Hungarian electric locomotive

The MÁV Class V42 is a class of dual-voltage electric locomotives supplied to MÁV. Its nickname is "Leó".

== History ==
Production began in 1961, and 42 units were built by 1966. Structurally, the vehicle is identical to the MÁV Class V41 locomotives; however, the main machinery group has higher power output and a lower rotational speed, and a single main generator was installed instead of two. Initially, they hauled freight trains between Tatabánya and Oroszlány, between Miskolc and Diósgyőr, and on the Budapest orbital railway; they also operated push-pull trains—using BDt 200 control cars—on the Budapest–Komárom, Budapest–Hatvan, Budapest–Cegléd–Szolnok, and Budapest–Vác–Szob lines. During push-pull operations, the driver controlled the locomotive from the control car, though an assistant operator was also present on the locomotive itself. Later, they performed light freight duties and eventually served as station shunting locomotives.
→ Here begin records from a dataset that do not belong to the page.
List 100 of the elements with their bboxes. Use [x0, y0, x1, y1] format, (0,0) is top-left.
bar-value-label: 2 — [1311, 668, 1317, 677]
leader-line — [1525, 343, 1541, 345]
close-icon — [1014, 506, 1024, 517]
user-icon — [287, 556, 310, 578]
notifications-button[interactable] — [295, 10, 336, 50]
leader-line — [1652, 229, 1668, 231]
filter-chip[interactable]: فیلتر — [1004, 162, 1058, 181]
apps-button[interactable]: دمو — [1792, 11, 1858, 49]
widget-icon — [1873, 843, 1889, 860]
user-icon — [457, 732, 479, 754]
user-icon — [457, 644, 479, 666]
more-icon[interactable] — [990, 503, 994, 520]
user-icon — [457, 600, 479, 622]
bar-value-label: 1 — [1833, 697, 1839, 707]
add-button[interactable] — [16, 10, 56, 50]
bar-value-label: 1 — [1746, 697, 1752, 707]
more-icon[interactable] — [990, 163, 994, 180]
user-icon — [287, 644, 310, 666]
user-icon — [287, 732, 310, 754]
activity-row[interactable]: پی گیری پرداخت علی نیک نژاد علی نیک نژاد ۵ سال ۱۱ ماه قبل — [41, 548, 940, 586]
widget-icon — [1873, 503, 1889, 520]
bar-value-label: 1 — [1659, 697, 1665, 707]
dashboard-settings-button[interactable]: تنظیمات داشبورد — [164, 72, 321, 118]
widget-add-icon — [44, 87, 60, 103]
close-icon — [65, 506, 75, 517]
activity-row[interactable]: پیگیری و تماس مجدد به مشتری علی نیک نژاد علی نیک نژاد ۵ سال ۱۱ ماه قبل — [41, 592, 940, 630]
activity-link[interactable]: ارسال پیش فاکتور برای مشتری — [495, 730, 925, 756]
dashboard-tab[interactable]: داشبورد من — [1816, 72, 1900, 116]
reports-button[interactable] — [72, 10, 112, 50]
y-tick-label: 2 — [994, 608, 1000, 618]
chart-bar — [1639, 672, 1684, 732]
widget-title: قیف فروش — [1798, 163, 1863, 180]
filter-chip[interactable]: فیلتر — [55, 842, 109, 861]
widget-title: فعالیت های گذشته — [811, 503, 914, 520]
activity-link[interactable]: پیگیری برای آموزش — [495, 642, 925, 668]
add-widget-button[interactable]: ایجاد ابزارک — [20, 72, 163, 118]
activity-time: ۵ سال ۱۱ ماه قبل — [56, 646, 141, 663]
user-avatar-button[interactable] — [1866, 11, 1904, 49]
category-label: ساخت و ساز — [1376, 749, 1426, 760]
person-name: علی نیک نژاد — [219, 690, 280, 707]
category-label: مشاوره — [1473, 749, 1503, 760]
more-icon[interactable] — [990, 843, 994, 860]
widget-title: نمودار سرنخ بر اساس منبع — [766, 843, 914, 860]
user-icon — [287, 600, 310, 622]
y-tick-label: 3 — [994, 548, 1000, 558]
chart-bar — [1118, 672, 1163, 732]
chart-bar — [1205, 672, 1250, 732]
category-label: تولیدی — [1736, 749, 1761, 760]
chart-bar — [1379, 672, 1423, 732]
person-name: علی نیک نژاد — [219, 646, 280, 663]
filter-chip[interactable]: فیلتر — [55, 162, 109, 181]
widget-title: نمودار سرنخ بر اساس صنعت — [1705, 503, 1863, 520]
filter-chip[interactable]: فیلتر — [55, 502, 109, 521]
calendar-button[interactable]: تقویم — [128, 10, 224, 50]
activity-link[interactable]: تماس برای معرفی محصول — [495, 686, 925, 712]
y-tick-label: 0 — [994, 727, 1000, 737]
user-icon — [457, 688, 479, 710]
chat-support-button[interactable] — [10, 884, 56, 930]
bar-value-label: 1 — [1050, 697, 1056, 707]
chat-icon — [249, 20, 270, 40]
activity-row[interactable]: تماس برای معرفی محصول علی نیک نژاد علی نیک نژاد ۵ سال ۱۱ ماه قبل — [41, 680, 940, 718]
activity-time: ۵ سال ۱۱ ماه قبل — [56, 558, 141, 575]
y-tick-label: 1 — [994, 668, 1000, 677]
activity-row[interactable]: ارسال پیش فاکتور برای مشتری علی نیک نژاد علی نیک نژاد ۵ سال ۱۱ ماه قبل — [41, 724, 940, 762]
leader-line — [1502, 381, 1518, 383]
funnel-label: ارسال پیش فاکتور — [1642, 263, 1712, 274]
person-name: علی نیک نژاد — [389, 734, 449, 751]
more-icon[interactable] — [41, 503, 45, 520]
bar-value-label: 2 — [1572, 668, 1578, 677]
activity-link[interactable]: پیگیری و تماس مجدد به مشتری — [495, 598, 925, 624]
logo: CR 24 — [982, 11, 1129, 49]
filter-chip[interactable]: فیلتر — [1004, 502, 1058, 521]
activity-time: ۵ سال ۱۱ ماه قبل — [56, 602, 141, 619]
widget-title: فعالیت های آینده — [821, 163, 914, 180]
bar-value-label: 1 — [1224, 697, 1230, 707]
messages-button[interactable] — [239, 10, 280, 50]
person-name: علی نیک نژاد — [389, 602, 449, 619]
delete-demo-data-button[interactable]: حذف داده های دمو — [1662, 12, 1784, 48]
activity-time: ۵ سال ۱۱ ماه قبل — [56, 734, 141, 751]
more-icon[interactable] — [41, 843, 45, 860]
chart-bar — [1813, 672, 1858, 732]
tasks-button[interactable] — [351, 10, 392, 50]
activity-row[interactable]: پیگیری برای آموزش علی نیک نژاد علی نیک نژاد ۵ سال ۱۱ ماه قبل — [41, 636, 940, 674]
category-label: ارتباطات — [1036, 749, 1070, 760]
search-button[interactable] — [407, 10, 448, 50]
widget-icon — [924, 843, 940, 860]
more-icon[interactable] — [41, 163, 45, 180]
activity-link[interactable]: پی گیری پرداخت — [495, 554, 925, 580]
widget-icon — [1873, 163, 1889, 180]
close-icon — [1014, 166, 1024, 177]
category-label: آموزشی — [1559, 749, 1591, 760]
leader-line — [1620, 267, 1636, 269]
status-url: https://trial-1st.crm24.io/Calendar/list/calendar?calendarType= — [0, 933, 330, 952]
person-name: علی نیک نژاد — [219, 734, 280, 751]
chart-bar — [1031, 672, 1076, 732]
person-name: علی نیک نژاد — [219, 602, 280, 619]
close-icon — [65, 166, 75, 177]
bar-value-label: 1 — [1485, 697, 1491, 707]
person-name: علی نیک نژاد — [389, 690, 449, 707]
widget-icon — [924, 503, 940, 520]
The class was retired in the early 1990s; several locomotives were converted into electric heating units.

== Structure ==
The main transformer steps down the overhead line voltage to approximately 1000 V. It powers a single-phase, six-pole synchronous motor, which—at a synchronous speed of 1000 rpm—drives a ten-pole DC main generator. The direct current generated by the main generator powers the DC traction motors located in the bogies. For the auxiliary systems, the main transformer powers a Ferraris-Arno motor that drives the excitation dynamos and—acting as a phase converter—supplies electricity to the three-phase auxiliary motors. A unique feature is that, thanks to the Ward-Leonard drive, the locomotive can coast or even start moving with its pantograph lowered for short distances; the V41 class shared this capability.

== Present day ==
A few retired locomotives are used as stationary train-heating units. Locomotive V42.527 has been hauling heritage runs, special trains, and occasionally work trains since late 2008. Locomotive V42.527 was originally exhibited at the Hungarian Railway Museum in its final livery before being moved to the Northern Vehicle Repair Depot in 2005. Subsequently, between 2008 and 2022, it hauled heritage trains on an occasional basis while remaining in operational condition. Since then, it has been forced out of service indefinitely due to a main transformer failure.